Human life is no exception. The Torah is not worried about who Cain married to populate the world. The Torah is worried about the origins of human life in the sense of the most profound universalism. Every people, every person, in this story of creation is equal because no-one has a more privileged origin. In the words of the rabbis, no-one can say that ‘my father was greater than your father’. And yet, out of the majestic comes the human reality that in spite of our equality, we strive with one another. Cain and Abel, also part of our parashah but slightly later, is caste into a tragic story that reflects the sad truth, which blights our news even today, that the human will to violence is often bubbling beneath the surface. We are all formed from such beautiful matter and yet just one generation away there is murder. The commanding voice of God, spoken to Adam, is over thrown by the base urge that denies life. Our hearts are ripped open and the compassion and justice of which we spoke moments ago is left dangling perilously on a knife-edge (quite literally with the news from Israel this week).

With news of murder and hate filling our news from Israel and across the world, our attention, the attention of everyone, should be forced to confront once again the potential for triumph of the noble over the savage. We are all equal. We are all created in the image of God. We are all commanded to choose life. We are all blessed with the significance of one primordial human being, that we – you and I – might bring redemption of human kind. If only we would pay attention.

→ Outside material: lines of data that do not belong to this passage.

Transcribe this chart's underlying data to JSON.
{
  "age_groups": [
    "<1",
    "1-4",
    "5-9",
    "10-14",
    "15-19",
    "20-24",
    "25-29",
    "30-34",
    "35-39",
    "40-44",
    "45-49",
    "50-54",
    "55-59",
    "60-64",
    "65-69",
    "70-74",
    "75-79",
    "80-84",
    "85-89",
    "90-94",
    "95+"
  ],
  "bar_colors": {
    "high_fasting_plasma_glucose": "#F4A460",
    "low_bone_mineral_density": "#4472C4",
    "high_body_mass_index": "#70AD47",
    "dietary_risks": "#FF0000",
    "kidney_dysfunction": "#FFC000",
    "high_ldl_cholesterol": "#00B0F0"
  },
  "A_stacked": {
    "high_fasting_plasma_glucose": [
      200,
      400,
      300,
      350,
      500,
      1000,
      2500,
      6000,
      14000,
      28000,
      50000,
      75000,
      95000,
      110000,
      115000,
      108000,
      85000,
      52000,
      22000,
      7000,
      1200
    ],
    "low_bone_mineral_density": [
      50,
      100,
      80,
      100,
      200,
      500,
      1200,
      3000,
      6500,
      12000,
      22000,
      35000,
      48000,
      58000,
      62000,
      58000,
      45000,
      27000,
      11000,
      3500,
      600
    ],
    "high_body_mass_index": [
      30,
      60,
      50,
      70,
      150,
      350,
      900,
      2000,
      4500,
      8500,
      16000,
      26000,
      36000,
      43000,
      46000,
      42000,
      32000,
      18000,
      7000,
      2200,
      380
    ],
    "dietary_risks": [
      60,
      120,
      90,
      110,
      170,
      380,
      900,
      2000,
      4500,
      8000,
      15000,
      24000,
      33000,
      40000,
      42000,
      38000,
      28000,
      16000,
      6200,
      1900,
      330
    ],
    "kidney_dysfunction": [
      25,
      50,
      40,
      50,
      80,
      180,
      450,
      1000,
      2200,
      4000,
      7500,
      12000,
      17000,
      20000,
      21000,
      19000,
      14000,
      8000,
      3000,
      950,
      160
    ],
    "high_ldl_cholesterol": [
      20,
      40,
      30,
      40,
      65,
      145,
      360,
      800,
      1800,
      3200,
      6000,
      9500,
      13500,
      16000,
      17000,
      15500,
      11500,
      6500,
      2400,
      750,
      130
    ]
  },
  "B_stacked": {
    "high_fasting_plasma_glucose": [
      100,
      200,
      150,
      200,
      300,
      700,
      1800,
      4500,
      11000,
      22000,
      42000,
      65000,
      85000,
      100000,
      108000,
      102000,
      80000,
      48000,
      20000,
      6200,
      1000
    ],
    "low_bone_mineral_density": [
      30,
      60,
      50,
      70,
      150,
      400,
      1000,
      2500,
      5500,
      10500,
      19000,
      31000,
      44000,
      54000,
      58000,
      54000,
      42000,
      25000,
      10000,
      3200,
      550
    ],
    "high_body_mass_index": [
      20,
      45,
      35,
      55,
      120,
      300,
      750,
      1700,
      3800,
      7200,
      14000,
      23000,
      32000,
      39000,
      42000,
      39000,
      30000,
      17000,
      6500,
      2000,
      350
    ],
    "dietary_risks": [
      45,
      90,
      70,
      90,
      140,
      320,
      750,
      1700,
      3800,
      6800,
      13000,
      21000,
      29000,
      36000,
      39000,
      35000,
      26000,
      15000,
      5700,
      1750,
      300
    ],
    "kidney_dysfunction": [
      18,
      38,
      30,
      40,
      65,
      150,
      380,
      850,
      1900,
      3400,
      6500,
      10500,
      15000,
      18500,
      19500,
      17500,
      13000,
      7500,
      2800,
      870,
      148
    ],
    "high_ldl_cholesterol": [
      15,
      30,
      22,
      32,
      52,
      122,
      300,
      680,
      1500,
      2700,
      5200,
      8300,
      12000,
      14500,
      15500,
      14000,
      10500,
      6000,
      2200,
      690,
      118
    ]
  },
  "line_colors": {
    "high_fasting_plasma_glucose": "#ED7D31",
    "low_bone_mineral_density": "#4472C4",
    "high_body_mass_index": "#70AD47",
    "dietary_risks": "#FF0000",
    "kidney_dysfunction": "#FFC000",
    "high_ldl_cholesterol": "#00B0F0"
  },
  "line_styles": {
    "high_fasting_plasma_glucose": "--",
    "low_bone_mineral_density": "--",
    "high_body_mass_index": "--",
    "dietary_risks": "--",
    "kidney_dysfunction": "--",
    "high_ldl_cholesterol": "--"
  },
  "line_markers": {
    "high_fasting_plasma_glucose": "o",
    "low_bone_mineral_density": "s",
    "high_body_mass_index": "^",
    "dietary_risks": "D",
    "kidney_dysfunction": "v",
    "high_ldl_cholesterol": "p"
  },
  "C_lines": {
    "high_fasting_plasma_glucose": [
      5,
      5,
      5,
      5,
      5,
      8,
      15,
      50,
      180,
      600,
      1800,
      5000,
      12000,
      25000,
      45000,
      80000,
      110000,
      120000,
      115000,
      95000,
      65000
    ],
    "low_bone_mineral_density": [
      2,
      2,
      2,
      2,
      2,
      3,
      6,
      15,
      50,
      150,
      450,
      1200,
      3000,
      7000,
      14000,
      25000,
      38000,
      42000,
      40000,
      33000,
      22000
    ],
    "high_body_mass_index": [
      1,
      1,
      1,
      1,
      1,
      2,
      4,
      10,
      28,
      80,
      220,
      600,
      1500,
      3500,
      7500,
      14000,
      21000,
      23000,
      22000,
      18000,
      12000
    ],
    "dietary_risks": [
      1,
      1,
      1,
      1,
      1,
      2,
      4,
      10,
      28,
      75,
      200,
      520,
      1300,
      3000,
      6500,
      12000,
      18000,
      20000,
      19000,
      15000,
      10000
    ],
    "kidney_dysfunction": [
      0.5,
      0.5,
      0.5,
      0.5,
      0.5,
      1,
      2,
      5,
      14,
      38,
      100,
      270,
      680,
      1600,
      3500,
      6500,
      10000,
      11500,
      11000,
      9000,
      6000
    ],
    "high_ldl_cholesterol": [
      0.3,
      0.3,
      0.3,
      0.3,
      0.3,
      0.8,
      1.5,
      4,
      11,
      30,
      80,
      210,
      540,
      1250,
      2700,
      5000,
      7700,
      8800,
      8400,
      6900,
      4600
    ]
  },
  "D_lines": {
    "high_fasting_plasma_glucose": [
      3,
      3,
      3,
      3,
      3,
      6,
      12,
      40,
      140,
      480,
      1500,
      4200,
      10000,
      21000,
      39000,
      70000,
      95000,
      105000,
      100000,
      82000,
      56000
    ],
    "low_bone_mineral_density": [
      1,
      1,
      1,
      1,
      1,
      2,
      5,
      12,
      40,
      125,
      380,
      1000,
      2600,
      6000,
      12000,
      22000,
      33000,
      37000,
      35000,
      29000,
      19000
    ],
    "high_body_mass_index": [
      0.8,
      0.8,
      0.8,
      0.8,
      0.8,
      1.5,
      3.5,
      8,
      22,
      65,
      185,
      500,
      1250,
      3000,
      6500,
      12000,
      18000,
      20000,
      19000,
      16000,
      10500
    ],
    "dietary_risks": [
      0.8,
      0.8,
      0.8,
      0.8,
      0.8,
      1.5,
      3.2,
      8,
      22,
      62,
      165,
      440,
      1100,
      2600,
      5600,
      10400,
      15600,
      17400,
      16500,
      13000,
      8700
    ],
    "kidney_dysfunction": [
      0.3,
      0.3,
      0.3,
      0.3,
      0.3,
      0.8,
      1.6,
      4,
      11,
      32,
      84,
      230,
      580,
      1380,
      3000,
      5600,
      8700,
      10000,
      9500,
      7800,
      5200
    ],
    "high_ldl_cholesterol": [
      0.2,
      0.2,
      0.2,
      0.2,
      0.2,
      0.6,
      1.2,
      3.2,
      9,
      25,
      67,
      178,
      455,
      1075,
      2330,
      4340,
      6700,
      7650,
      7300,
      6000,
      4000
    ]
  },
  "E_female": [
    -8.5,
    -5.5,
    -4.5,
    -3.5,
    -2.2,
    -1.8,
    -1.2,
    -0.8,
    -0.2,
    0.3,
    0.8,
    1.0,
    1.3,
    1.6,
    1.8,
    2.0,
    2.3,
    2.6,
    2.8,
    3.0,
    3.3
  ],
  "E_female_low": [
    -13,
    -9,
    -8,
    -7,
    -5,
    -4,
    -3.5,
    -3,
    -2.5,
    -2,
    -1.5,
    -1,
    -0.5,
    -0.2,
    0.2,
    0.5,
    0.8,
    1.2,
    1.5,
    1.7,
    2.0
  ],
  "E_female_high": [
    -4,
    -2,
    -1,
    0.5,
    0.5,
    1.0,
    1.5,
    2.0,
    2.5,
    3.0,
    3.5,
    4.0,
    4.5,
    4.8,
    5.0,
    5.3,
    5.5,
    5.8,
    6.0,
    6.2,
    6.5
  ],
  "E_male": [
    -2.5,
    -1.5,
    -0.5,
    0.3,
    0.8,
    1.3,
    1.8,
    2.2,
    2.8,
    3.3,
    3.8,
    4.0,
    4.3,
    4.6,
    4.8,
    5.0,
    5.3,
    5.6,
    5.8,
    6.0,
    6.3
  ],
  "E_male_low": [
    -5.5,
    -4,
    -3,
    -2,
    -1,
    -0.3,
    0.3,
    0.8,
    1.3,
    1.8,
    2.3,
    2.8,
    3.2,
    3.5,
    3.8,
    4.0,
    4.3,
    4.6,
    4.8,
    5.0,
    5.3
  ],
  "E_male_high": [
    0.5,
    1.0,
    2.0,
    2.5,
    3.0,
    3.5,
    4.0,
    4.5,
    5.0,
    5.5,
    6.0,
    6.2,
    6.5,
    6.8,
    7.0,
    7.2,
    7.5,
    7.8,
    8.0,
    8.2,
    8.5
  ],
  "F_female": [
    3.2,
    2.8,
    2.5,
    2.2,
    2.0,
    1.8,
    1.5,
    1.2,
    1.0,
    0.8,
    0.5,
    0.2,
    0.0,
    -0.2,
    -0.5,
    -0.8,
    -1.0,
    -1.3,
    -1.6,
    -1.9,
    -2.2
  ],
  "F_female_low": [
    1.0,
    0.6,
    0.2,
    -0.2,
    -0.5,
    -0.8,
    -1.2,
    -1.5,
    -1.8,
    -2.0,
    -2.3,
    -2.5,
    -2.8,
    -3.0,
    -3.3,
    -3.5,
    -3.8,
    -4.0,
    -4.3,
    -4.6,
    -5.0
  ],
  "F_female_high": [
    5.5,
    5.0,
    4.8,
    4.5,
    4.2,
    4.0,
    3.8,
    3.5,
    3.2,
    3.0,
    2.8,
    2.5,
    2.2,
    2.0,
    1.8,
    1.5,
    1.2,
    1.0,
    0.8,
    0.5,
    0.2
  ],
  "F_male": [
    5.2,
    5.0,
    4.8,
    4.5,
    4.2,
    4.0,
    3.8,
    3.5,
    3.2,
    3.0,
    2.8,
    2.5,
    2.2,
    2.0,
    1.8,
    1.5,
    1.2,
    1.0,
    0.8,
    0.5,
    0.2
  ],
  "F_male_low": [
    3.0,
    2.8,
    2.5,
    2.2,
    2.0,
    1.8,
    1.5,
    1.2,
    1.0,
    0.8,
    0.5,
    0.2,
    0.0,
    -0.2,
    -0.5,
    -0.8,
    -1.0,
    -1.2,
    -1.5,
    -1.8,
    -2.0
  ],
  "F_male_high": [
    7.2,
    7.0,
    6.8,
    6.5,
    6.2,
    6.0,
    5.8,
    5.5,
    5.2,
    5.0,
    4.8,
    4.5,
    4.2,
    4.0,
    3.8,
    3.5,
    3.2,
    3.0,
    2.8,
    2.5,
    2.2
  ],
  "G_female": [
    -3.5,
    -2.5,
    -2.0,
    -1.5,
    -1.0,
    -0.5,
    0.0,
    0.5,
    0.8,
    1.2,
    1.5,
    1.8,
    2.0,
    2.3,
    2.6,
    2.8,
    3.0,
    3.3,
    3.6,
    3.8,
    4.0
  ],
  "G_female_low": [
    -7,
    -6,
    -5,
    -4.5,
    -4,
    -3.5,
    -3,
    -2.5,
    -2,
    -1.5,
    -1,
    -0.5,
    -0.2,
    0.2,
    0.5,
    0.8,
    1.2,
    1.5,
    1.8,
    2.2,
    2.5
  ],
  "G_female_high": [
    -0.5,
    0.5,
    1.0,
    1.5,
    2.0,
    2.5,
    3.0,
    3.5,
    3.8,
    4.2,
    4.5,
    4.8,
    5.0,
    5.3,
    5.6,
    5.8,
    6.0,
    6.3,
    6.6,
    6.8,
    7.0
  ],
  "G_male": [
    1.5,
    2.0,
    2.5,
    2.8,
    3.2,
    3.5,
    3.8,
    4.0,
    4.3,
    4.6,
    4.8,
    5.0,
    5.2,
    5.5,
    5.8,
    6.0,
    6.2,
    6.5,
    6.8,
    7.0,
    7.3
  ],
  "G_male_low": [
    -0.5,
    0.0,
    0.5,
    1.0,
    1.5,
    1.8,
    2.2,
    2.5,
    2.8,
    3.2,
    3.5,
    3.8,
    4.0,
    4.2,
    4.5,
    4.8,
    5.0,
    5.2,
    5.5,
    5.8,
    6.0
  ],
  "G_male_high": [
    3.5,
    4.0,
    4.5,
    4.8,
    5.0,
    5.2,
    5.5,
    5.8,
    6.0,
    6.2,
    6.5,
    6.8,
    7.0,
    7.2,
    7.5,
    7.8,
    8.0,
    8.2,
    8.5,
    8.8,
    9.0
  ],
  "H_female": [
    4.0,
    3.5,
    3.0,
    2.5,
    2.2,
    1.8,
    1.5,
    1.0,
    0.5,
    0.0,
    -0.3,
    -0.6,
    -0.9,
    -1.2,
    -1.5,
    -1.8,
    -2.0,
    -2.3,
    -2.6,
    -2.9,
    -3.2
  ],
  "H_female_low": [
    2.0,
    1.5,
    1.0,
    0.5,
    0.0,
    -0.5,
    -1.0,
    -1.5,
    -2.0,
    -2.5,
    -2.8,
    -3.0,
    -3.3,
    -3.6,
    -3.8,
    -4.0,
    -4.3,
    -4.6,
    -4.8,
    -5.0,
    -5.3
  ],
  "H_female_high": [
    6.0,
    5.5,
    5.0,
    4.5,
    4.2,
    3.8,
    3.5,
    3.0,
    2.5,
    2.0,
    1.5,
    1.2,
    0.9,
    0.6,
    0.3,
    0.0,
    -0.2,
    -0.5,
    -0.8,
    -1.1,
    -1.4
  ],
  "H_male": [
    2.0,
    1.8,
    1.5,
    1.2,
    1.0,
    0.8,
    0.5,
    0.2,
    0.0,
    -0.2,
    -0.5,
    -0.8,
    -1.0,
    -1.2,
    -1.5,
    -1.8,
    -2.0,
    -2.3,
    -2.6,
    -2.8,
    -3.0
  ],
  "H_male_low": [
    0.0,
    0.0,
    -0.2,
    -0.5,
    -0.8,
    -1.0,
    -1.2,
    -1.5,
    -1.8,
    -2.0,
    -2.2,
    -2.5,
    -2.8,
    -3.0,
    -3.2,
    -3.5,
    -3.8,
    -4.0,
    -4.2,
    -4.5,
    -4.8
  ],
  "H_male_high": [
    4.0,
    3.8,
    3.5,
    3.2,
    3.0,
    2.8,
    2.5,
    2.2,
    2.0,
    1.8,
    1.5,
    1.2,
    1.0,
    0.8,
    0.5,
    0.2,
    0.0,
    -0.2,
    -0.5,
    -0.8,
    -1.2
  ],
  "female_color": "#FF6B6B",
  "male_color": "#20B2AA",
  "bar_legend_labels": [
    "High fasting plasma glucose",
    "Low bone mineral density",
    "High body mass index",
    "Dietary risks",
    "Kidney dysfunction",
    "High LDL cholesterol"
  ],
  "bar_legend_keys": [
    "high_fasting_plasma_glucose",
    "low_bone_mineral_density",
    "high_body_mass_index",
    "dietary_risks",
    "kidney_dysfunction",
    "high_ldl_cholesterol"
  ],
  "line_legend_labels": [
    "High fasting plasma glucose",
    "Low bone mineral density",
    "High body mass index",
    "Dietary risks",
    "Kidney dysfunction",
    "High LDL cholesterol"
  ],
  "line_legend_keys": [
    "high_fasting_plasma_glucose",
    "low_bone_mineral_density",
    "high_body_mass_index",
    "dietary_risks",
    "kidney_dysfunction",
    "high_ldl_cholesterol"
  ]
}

And in a way, that is why we pray. As a drive towards over coming the uncontrolled and grasping once again the sanctity of life, the enormity of the universe, the potential for the redemption of humankind. And from our prayers we once more go out into the light of the world to make our words into actions.

So I would like to finish with the words of the celebrated artist and writer Judy Chicago which reminds us that we are able to reflect the Divine splendour, the image of God, and realise the hope for our children remains.

And then all that has divided us will merge.

And then compassion will be wedded to power

And then softness will come to a world that is harsh and unkind.

And then both men and women will be gentle.

And then both women and men will be strong.

And then no person will be subject to another’s will.

And then all will be rich and free and varied.

And then the greed of some will give way to the needs of many.

And then all will share equally in the earth’s abundance.

And then all will care for the sick and the weak and the old.

And then all will nourish the young.

And then all will cherish life’s creatures.

And then all will live in harmony with each other and the earth.

And then everywhere will be called Eden once again.